Not so with hockey. I am loyal to my town's teams, so I root for the Penguins. But in nearly 35 years, I've been to one Penguins game. And until I got a big-screen TV, I rarely watched hockey on TV, because I could never see the puck.
So I'm a Penguins fan, but not a hockey fan: a fan of the team, but not really of the game. Abbreviations tell the tale. (Remember, I'm a doctor.) Say "NHL," and I'm more likely to think Non-Hodgkins Lymphoma than National Hockey League.
Thus, the NHL lockout hasn't been a big deal for me. I've hopefully followed the NFL season until the Steelers, still in control of their own destiny, could not beat the Bengals in Pittsburgh in Game 15 and failed to secure a wild card berth. And I've enjoyed the college football rivalries and bowl games.
Watching Heisman Trophy winner Johnny Manziel perform magnificently as he led Texas A&M to victory over Oklahoma in the Cotton Bowl was a delight. Even though I have no direct ties to Alabama or Notre Dame, I am much more interested in who wins their national championship game tomorrow night than I am in whether there is an NHL season this year.
In the two decades since the Pirates' last winning season there have been four (!) NHL labor disputes, with one season entirely scrubbed and three others dramatically shortened. I barely noticed.
But I have to wonder what the owners think they're accomplishing. How many hockey fans have been turned into folks like me, just not that into it any more? Professional athletic competition is entertainment. It's show business. If there's no show, there's no business. And when there's no business, some customers who are turned away will never return. No matter how much the owners succeed in striking a better deal with the players, this cannot be a good thing.
The regular season in the NHL could be 48 games instead of 82, and by the end of it, fans will likely still be satisfied, because then the second season (also known as the playoffs) begins. I suspect there are a lot of lukewarm fans who, like me, don't really watch many regular-season games anyway, and really don't pay a whole lot of attention until the playoffs. (No doubt the same is true for the NBA, whose playoffs are also long enough to constitute a second season.)
But how many serious hockey fans are just thoroughly disgusted by the whole thing? This is, after all, about the game, the competition, the beauty and the guts and the glory of matching athletic skill and finesse - and, yes, brute strength and street-fighting ability, too - against another team on the ice. That's what it's about for the fans. And the fans are pretty sure that's what it's mostly about for the players, too. Sure, they want to make a good living, and they like being famous. But they enjoy the adulation of their fans, and they know what it takes to earn that. It's what they do on the ice, the fast skating, the great passes, the breakaway goals, the brilliant saves, and the slamming of an opponent into the boards to separate him from the puck. It's all about the game.

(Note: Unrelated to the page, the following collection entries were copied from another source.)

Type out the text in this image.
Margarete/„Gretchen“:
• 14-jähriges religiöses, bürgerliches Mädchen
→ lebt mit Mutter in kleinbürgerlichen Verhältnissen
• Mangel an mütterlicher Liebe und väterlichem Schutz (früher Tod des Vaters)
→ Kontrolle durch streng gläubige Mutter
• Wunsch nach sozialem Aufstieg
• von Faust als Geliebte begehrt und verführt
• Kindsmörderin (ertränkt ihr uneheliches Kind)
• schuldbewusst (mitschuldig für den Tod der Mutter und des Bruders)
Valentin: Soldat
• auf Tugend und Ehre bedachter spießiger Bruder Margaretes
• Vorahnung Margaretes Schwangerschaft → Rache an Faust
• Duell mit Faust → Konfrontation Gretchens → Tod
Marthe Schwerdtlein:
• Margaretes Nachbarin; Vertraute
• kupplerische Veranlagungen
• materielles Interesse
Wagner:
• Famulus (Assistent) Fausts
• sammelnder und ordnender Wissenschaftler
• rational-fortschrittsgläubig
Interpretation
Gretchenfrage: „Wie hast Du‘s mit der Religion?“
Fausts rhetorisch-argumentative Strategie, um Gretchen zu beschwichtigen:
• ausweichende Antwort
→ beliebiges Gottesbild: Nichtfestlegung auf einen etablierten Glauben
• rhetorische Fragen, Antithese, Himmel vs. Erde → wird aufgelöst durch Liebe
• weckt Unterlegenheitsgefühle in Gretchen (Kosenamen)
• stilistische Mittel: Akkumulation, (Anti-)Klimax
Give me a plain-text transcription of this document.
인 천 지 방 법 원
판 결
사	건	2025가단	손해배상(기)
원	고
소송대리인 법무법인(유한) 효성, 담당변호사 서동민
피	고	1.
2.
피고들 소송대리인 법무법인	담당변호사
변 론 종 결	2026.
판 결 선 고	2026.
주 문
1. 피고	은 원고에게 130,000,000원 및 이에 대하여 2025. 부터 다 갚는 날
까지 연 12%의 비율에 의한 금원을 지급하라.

Yes, the fans know that for the owners it's all about the money. They're businessmen. Sure, they like the game, and they want to put a winning team on the ice. But for the vast majority of them, that's only because they may be able to make more money that way. Do they care about the players? Do they care about the communities in which their teams play, and the economic impact of a professional sport - or a missing season? Do they care about the fans?
We know they care about the money. They haven't shown us they care about anything else.